Author: Helena Luckhurst
This article is taken from Helena Luckhurst’s blog The Wealth Lawyer UK.
The UK’s Autumn Budget contained a welcome lack of new measures affecting the capital gains taxation of offshore (i.e. non-UK) trusts. However, there are Capital Gains Tax changes waiting in the wings, already announced, coming into effect on 6 April 2018. There may be steps that UK resident non-doms and their trustees ought to be taking ahead of these changes if they want to reduce their overall exposure to UK taxes. Three key changes and planning points are summarised below:
This change means that, for UK resident beneficiaries, the offshore trust’s pool of untaxed gains realised by the trustees will not be depleted if distributions are made to, or benefits received by, non-UK resident beneficiaries.

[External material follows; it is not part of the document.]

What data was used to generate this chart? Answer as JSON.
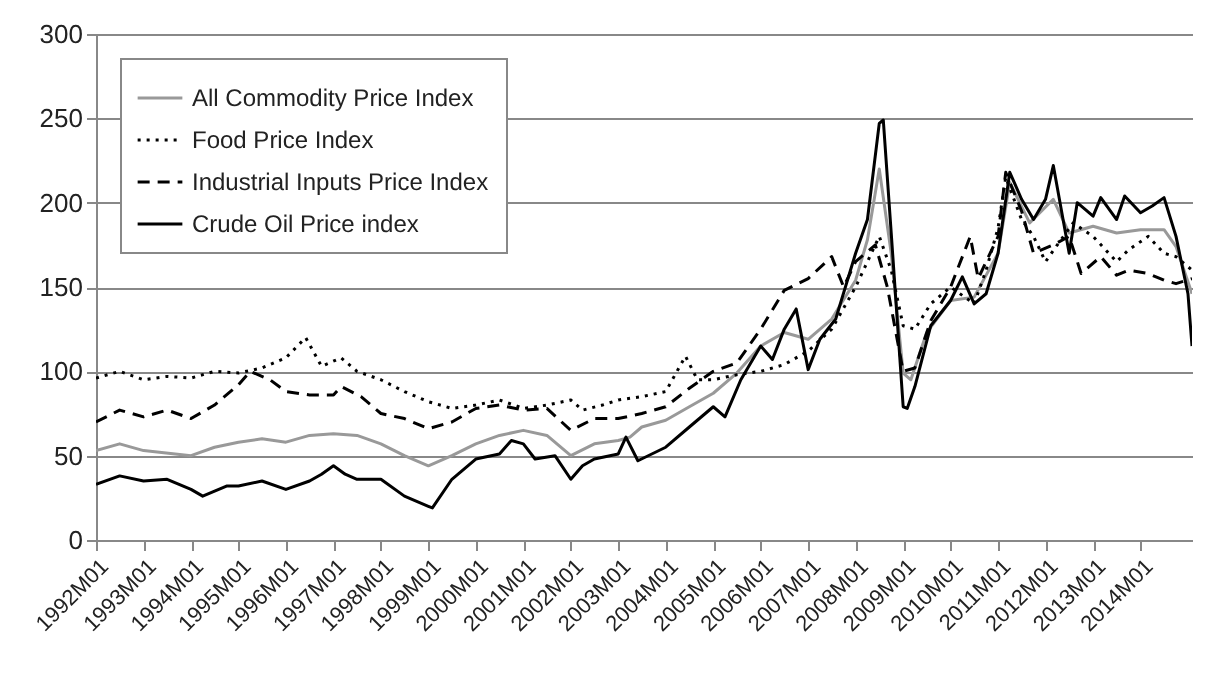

The new rules apply both to capital payments (i.e. distributions or benefits) made after 5 April 2018 and pre-6 April 2018 capital payments that have not yet been matched to gains. Therefore, if offshore trusts are likely to be used to benefit UK resident beneficiaries in future, consider taking steps before 5 April 2018 to reduce the gains pool, or realise gains and match them off while it may be more beneficial to do so. Unmatched capital payments to any beneficiary who is, or could be, UK resident should cause alarm bells to ring. There are special rules for beneficiaries who are either only temporarily non-UK resident or UK resident, so watch out for those.
From 6 April 2018, offshore trustees must have a commanding knowledge of their clients’ family trees, certainly where there is a UK tax resident settlor. These will demand extra special care because any capital payments to a close family member of the settlor (generally meaning the settlor’s spouse, cohabitee or minor children) will be treated for UK tax purposes as though the capital payment had been made direct to the settlor instead. Unless the settlor can claim the remittance basis of taxation in respect of a capital payment received abroad, income and gains matched to the payment will be taxable on the settlor. Watch out, therefore, for deemed domiciled settlors, who will not be able to claim the remittance basis and will not be best pleased if unexpected capital payments are made to close family members.
The draft legislation has turned out to be not as draconian as once feared but these new rules will still need careful watching. Trustees may want to ensure, if a capital payment is made to a non-UK resident beneficiary, or a UK resident beneficiary who is a remittance basis user, and (unless the settlor is not UK resident) who is not a close family member of the settlor (as then the above rules will be engaged), that there are no plans to make an onward gift of that capital payment to a UK resident beneficiary. The onward gift has to be after 5 April 2018 (and there is no time limit to the making of the onward gift) but the receipt of the capital payment can be pre- or post-April 2018. However, at the time of receipt of the capital payment, there has to be an intention, or arrangements, for some or all of the capital payment to be passed to a UK resident recipient, and the recipient does of course have to be UK resident at the time of receipt in order to be taxable to UK tax. Therefore gifts of funds unrelated to the capital payment should still be fine but it may prove difficult to prove a negative, i.e. an absence of intention. It is also not clear from the legislation whose intention is relevant!
If onward gifts of capital payments are in contemplation, both the capital payment and onward gift should be completed before 6 April 2018.